Mahler wrote one of my favorite symphonies. This is his number 4. This one doesn’t go on for about three days as some of his others do. It’s quiet and melodic and just beautiful. This is the fourth movement, Kiri Te Kanawa is singing.
Carlo Gesualdo is an interesting fellow. He murdered his wife and her lover when he caught them at it (so to speak). He left their mutilated bodies in front of the palace for all to see (Eeeuuuu yuck).
As he was a nobleman he was immune from prosecution. He did, however, flee to his castle in southern Italy to avoid revenge attacks. He pretty much spent the rest of his life cooped up writing music. He also hired servants to beat him each day.
Oh, he did marry again. This wife accused him of abuse and her family tried to obtain a divorce for her. It is reported that she must have been a virtuous wife though, as he didn’t attempt to murder her.
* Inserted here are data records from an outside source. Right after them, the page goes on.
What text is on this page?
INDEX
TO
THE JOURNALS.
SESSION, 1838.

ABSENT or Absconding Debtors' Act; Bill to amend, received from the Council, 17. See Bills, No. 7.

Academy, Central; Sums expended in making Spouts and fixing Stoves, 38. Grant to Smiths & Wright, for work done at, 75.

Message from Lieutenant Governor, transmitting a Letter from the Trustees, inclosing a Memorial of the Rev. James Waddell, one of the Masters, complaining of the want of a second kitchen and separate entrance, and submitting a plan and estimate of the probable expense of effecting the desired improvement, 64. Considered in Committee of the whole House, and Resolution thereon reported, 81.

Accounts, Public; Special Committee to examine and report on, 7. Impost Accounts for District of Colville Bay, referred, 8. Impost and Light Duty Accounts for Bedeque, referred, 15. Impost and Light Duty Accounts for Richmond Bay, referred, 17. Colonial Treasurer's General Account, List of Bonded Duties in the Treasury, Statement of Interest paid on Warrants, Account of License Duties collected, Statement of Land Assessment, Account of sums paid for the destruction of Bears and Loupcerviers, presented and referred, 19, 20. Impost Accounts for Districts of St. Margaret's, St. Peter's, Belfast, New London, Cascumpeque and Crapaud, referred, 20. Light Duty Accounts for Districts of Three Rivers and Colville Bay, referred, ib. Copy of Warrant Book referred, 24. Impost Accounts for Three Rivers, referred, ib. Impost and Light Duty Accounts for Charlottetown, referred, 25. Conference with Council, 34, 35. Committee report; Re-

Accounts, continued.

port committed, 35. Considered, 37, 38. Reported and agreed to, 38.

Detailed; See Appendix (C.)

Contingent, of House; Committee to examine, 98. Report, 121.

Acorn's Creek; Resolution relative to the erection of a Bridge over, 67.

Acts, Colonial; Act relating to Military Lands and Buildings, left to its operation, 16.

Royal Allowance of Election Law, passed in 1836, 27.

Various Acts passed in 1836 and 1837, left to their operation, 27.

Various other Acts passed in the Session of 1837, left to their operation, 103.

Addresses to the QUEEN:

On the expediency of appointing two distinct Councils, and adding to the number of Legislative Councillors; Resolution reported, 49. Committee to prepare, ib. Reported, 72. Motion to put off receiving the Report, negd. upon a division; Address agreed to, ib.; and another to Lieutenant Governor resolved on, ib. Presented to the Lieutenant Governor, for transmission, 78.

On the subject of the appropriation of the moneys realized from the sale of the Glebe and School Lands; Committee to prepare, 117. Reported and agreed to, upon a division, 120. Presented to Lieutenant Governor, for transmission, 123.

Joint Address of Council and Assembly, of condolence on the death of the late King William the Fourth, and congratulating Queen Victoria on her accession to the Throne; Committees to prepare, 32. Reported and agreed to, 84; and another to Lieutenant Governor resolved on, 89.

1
Perhaps not as virtuous as he thought as there were rumors that she may have done him in.
Being a murderous nut-case doesn’t preclude one from producing fine music. Illumina faciem tuam for five voices.
There’s nothing I can add to the many libraries’ worth of stuff written about Mozart so I won’t. I’ll just play a movement from one of his sonatas for piano and violin. I played them all this weekend (when I wrote this), three CDs with Daniel Barenboim and Itzhak Perlman. I wanted to include them all, they are all so marvelous. It was an almost arbitrary decision on what to play. I chose the second movement from K296.
I’m a bit picky about the operas I like, and they tend to veer towards the famous and popular. I don’t want to hear them in English. The stories of most operas are so ridiculous they make Days of Our Lives seem like cutting edge drama. I’m not fond of German ones either, so bye-bye Wagner.
So it’s the Italians, particularly Verdi (Otello, Don Carlos), Puccini (Bohème, Butterfly) and Bellini (Norma). Also the French: Bizet, particularly The Pearl Fishers.
However, for this I’m going earlier. It was a toss up between Monteverdi and Handel. After listening to both of these I couldn’t decide between them so I’m including both. Monteverdi L’Orfeo, Emma Kirky singing.